Many charities have long ceased to challenge the powers that be.
Joseph Blake is a freelance journalist, co-founder of Transition Heathrow and campaigner with Plane Stupid
Mainstream charities and NGOs have become corporatised, choosing relationships with corporates and government instead of grassroots social change movements.
Of course charities do good work by supporting vulnerable people, but this isn’t enough.
This week, the Lobbying Bill was discussed again in Parliament. Rightly charities are up in arms at being silenced; but have they not already chosen to silence themselves?
One of the biggest critics of the Lobbying Bill, the Association of Voluntary Organisations, wrote in the Guardian last year under the headline ‘Charities must continue to challenge the powers that be’. Author of the article, Sir Stephen Bubb, has missed the boat: the fact is that charities have long ceased to challenge the powers that be.

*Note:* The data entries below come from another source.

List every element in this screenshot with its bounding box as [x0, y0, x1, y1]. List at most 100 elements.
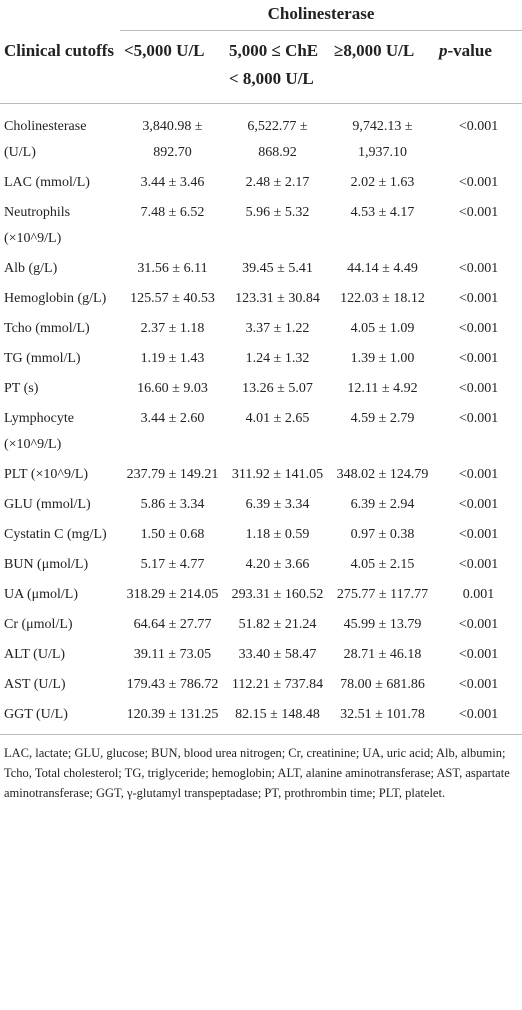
- row-label: Cr (μmol/L): [4, 617, 73, 632]
- cell: 51.82 ± 21.24: [238, 617, 317, 632]
- cell: 311.92 ± 141.05: [231, 467, 324, 482]
- table-row: Cr (μmol/L) 64.64 ± 27.77 51.82 ± 21.24 45.…: [0, 610, 522, 640]
- cell: 4.53 ± 4.17: [350, 205, 415, 220]
- cell: 12.11 ± 4.92: [347, 381, 418, 396]
- row-label: LAC (mmol/L): [4, 175, 90, 190]
- p-italic: p: [439, 41, 448, 60]
- cell: <0.001: [458, 411, 499, 426]
- table-row: Neutrophils (×10^9/L) 7.48 ± 6.52 5.96 ± 5…: [0, 198, 522, 254]
- cell: 33.40 ± 58.47: [238, 647, 317, 662]
- cell: 4.05 ± 1.09: [350, 321, 415, 336]
- row-label: Lymphocyte (×10^9/L): [4, 411, 74, 452]
- row-label: Cholinesterase (U/L): [4, 119, 87, 160]
- column-header: ≥8,000 U/L: [330, 30, 435, 104]
- table-row: Alb (g/L) 31.56 ± 6.11 39.45 ± 5.41 44.14 ±…: [0, 254, 522, 284]
- table-row: LAC (mmol/L) 3.44 ± 3.46 2.48 ± 2.17 2.02 ±…: [0, 168, 522, 198]
- row-label: Tcho (mmol/L): [4, 321, 90, 336]
- row-label: AST (U/L): [4, 677, 66, 692]
- cell: 32.51 ± 101.78: [330, 700, 435, 735]
- table-row: GGT (U/L) 120.39 ± 131.25 82.15 ± 148.48 32…: [0, 700, 522, 735]
- cell: <0.001: [458, 527, 499, 542]
- cell: 2.48 ± 2.17: [245, 175, 310, 190]
- cell: <0.001: [458, 351, 499, 366]
- cell: 6.39 ± 3.34: [245, 497, 310, 512]
- row-label: Alb (g/L): [4, 261, 58, 276]
- cell: 1.18 ± 0.59: [245, 527, 310, 542]
- column-header: <5,000 U/L: [120, 30, 225, 104]
- table-row: Lymphocyte (×10^9/L) 3.44 ± 2.60 4.01 ± 2.…: [0, 404, 522, 460]
- cell: 179.43 ± 786.72: [126, 677, 219, 692]
- cell: 7.48 ± 6.52: [140, 205, 205, 220]
- cell: 39.11 ± 73.05: [133, 647, 212, 662]
- cell: 31.56 ± 6.11: [137, 261, 208, 276]
- cell: 5.17 ± 4.77: [140, 557, 205, 572]
- cell: 4.05 ± 2.15: [350, 557, 415, 572]
- cell: 4.01 ± 2.65: [245, 411, 310, 426]
- table-row: Cystatin C (mg/L) 1.50 ± 0.68 1.18 ± 0.59 0…: [0, 520, 522, 550]
- cell: 1.24 ± 1.32: [245, 351, 310, 366]
- column-header-row: Clinical cutoffs <5,000 U/L 5,000 ≤ ChE …: [0, 30, 522, 104]
- table-row: BUN (μmol/L) 5.17 ± 4.77 4.20 ± 3.66 4.05 ±…: [0, 550, 522, 580]
- cell: 120.39 ± 131.25: [120, 700, 225, 735]
- cell: <0.001: [458, 617, 499, 632]
- cell: 2.37 ± 1.18: [140, 321, 205, 336]
- cell: 348.02 ± 124.79: [336, 467, 429, 482]
- blank-cell: [0, 0, 120, 31]
- table-row: TG (mmol/L) 1.19 ± 1.43 1.24 ± 1.32 1.39 ± …: [0, 344, 522, 374]
- cell: 5.86 ± 3.34: [140, 497, 205, 512]
- cell: <0.001: [458, 205, 499, 220]
- cell: 4.59 ± 2.79: [350, 411, 415, 426]
- cell: 1.50 ± 0.68: [140, 527, 205, 542]
- cell: 318.29 ± 214.05: [126, 587, 219, 602]
- cell: <0.001: [458, 647, 499, 662]
- cell: 28.71 ± 46.18: [343, 647, 422, 662]
- group-header-row: Cholinesterase: [0, 0, 522, 31]
- cell: <0.001: [458, 557, 499, 572]
- table-row: Hemoglobin (g/L) 125.57 ± 40.53 123.31 ± 3…: [0, 284, 522, 314]
- cell: 2.02 ± 1.63: [350, 175, 415, 190]
- table-row: GLU (mmol/L) 5.86 ± 3.34 6.39 ± 3.34 6.39 ±…: [0, 490, 522, 520]
- table-row: Tcho (mmol/L) 2.37 ± 1.18 3.37 ± 1.22 4.05 …: [0, 314, 522, 344]
- cell: 237.79 ± 149.21: [126, 467, 219, 482]
- row-label: Hemoglobin (g/L): [4, 291, 107, 306]
- cell: <0.001: [458, 321, 499, 336]
- cell: 122.03 ± 18.12: [340, 291, 425, 306]
- cell: 112.21 ± 737.84: [231, 677, 324, 692]
- row-label: Cystatin C (mg/L): [4, 527, 107, 542]
- column-header: p-value: [435, 30, 522, 104]
- cell: 3,840.98 ± 892.70: [142, 119, 203, 160]
- cell: 4.20 ± 3.66: [245, 557, 310, 572]
- cell: 0.001: [462, 587, 495, 602]
- cell: <0.001: [458, 497, 499, 512]
- table-row: PLT (×10^9/L) 237.79 ± 149.21 311.92 ± 141…: [0, 460, 522, 490]
- row-label: ALT (U/L): [4, 647, 66, 662]
- cell: <0.001: [458, 381, 499, 396]
- cell: 16.60 ± 9.03: [137, 381, 208, 396]
- cell: 123.31 ± 30.84: [235, 291, 320, 306]
- cell: 64.64 ± 27.77: [133, 617, 212, 632]
- row-label: PLT (×10^9/L): [4, 467, 89, 482]
- data-table: Cholinesterase Clinical cutoffs <5,000 U…: [0, 0, 522, 735]
- footnote: LAC, lactate; GLU, glucose; BUN, blood u…: [4, 746, 510, 800]
- row-label: GGT (U/L): [0, 700, 120, 735]
- table-row: AST (U/L) 179.43 ± 786.72 112.21 ± 737.84 7…: [0, 670, 522, 700]
- cell: <0.001: [458, 291, 499, 306]
- table-row: Cholinesterase (U/L) 3,840.98 ± 892.70 6,5…: [0, 104, 522, 169]
- row-label: GLU (mmol/L): [4, 497, 91, 512]
- cell: 3.44 ± 3.46: [140, 175, 205, 190]
- cell: 293.31 ± 160.52: [231, 587, 324, 602]
- cell: <0.001: [458, 467, 499, 482]
- cell: 6.39 ± 2.94: [350, 497, 415, 512]
- table-body: Cholinesterase (U/L) 3,840.98 ± 892.70 6,5…: [0, 104, 522, 735]
- cell: 0.97 ± 0.38: [350, 527, 415, 542]
- row-label: PT (s): [4, 381, 39, 396]
- cell: 44.14 ± 4.49: [347, 261, 418, 276]
- table-row: PT (s) 16.60 ± 9.03 13.26 ± 5.07 12.11 ± 4.…: [0, 374, 522, 404]
- table-row: ALT (U/L) 39.11 ± 73.05 33.40 ± 58.47 28.71…: [0, 640, 522, 670]
- cell: <0.001: [458, 175, 499, 190]
- row-label: BUN (μmol/L): [4, 557, 89, 572]
- cell: 13.26 ± 5.07: [242, 381, 313, 396]
- row-label: TG (mmol/L): [4, 351, 81, 366]
- cell: 9,742.13 ± 1,937.10: [352, 119, 413, 160]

The clearest evidence of the pact between senior staff at the big charities, politicians and corporates lies in the total absence of a radical voice from the charity sector in recent times.
Where are all the mainstream disabled charities up in arms against the devastating cuts to disabled services? This has been left to the very vocal but relatively small and under funded groups such as Disabled People Against Cuts (DPAC).
This applies across the board. Where are all the mainstream child poverty charities taking action against government policies which have led to one in six children living in poverty in the UK?
The problem is that campaigning for mainstream charities is too much like a game of chess. Everything is timid and tactical – better off producing a glossy brochure than taking to the streets. It’s a two steps forward, two steps backward approach, where “all are searching for answers with their right hand to problems that others in the room have created with their left”, said Peter Buffett writing recently in the New York Times.
Fundamentally, charities refrain from addressing structural issues. They are highly capable of dealing with the fallout of people who suffer in society, but they do not address the systems and structures which lie at the root of that suffering.
Charities also speak on behalf of others, which can be problematic.
Sid Baility, a DPAC member who previously worked for Disability Charity SCOPE as a project manager for five years, said:
“There is a shortfall of disabled people in senior positions. What is worse is that charities such as SCOPE increasingly run programmes and services on the basis of what will most likely receive funding, instead of what disabled people actually need.”
These issues of representation create a situation whereby charities’ primary concern is their own survival: the issues which are supposed to motivate them are relegated to second place.
Writing on this issue, disabled rights activist Mike Oliver said:
“Disabled people have more reasons than most to be critical of charities. Over the years, they have isolated us, incarcerated us, ignored us and spoken on our behalf as if they knew what we needed or wanted. They have begged on the streets for us and used us without our permission to raise money to support their bloated bureaucracies and out of touch governing councils.”
Leonard Cheshire Disability have also found themselves in the spotlight before. Charlie Smith, an ex-member of staff, spoke about major grants the organisation received from the likes of BAE Systems and Japan Tobacco International:
“Leonard Cheshire himself said that ‘anywhere there is a need for us we will be there, but we should be working towards building a society where we’re not needed’. When I worked for Leonard Cheshire Disability we literally took funding from an organisation that is directly responsible for making people disabled. I have lost all faith in charities”.
There are strong comparisons here with the December Comic Relief and Save The Children BBC Panorama revelations.
Part of the problem is that power and money is held by a minority. Well-meaning people who are engaged within more grassroots organisations know that these types of groups just don’t receive the funding to pay full or even part-time staff.
These types of people then get sucked into the charitable industrial complex because they need to earn a living. It’s fair enough, but is a depressing process where once radical activists become professionalised and co-opted.
The launch of Edge Fund in the last year is an interesting development as they are one of the first funding networks in the UK to rule out funding to charities.
Charities should continue fighting the lobbying bill but then must take a long hard look at themselves and what there role has become in society.
3 Responses to “Have charities become too corporate?”
swatnan
Yes, they’ve been forced to adopt business practices just to stay afloat; 70% of their time and energy goes into fund raising when it should go into … well the relief of poverty and that sort of thing. Its all so counter productive and the Govt is asking them to actually deliver the Services that the Govt itself should be delivering. Its a disgrace.
Edge Fund
Great article! To clarify Edge Fund fund supports grassroots groups, those led by and for communities facing injustice and those seeking systemic change. Small groups without substantial funding are more independent and able to tell it like it is! We also put the decision-making into the hands
of those affected by our decisions – ie the groups and communities we fund.
John McPartland
When a charity takes an annual amount from a government, paid from taxpayers money it ceases to be a charity and becomes a pressure group in order to maintain that income. And to those “charities” that take such money – I have already given, go away.